With this sample size, I will be powered (confidence level = 0.05, power = 80 percent) to detect a 8.5pp (9pp) difference in either direction between each treatment group and the non-blind manager group (based on analytical power calculations with a total sample size of 1060 (950), and assuming that 40 percent of participants perceive discrimination in the non-blind manager group, as in the original experiment (among women and racial minority men, who will make up the whole sample for the follow-up).
Given the sample size needed to obtain the power described above, I can also calculate the MDEs for the differences between other treatment groups, depending on the rate of perceived discrimination in the less-discriminatory group, all of which would be better-powered based on the results from the main experiment. For example, I am interested in testing whether the algorithm that uses demographics is perceived to discriminate more than the algorithm that doesn't, as well as the difference between the arms with the blind manager and the algorithm without demographics in which workers know that mostly white men were hired in the past. Here, the relevant control mean is 20%, not 40%, so I would be powered to detect differences larger than 7.3pp (7.7pp). When one group has near zero percent of participants perceiving discrimination, I can detect differences larger than 2.5pp (2.7pp).

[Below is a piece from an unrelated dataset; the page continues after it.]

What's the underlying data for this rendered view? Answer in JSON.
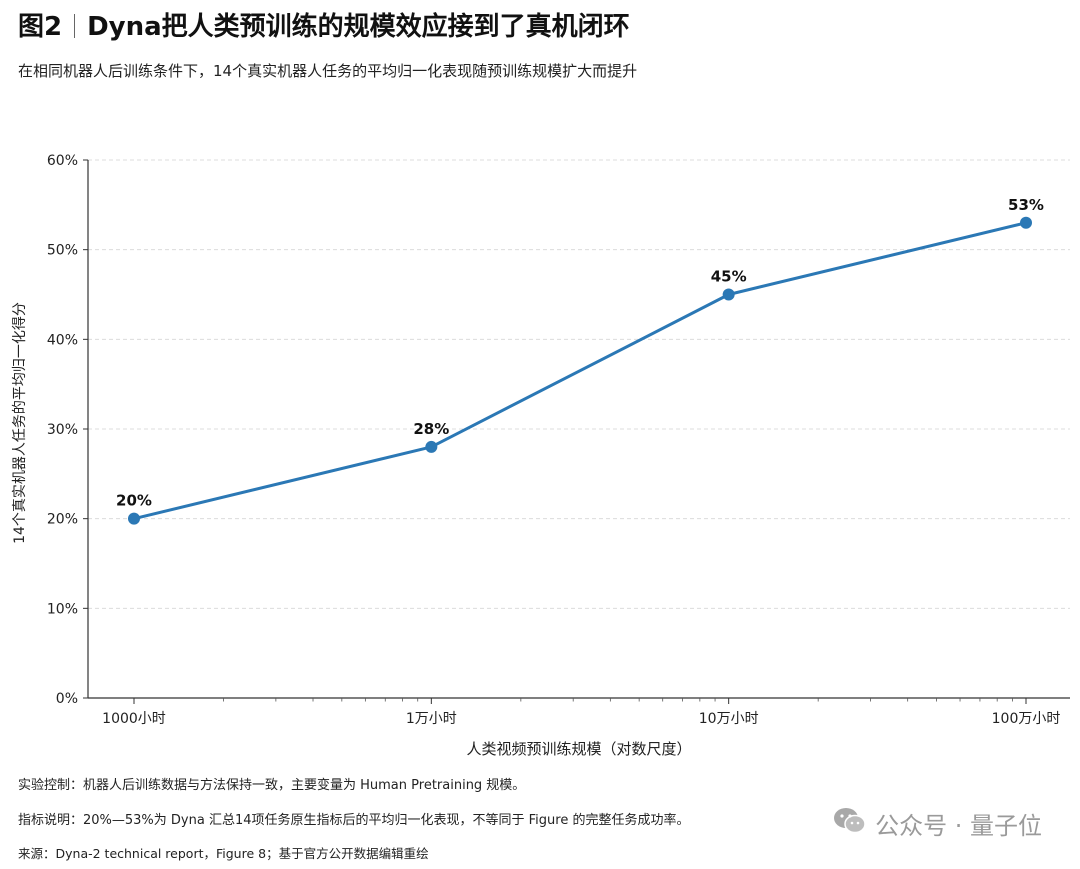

The second outcome is reservation wages for future work, which, between the manager arms is a replication of the original experiment and will only be possible in the algorithm arms if there are still positive rates of perceived of discrimination in some of the algorithm arms. Again focusing on comparing just two arms, the MDE for the effect on a continuous variable is about 0.17sd for either sample size. Instead, pooling the two arms where there will almost certainly be no perceived discrimination (based on the results of the original experiment) and pooling the two arms where there will most likely be positive rates of perceived discrimination between 20-40 percent (based on the results of the original experiment), the MDE is about 0.12sd for either sample size (N=2120 or 1900).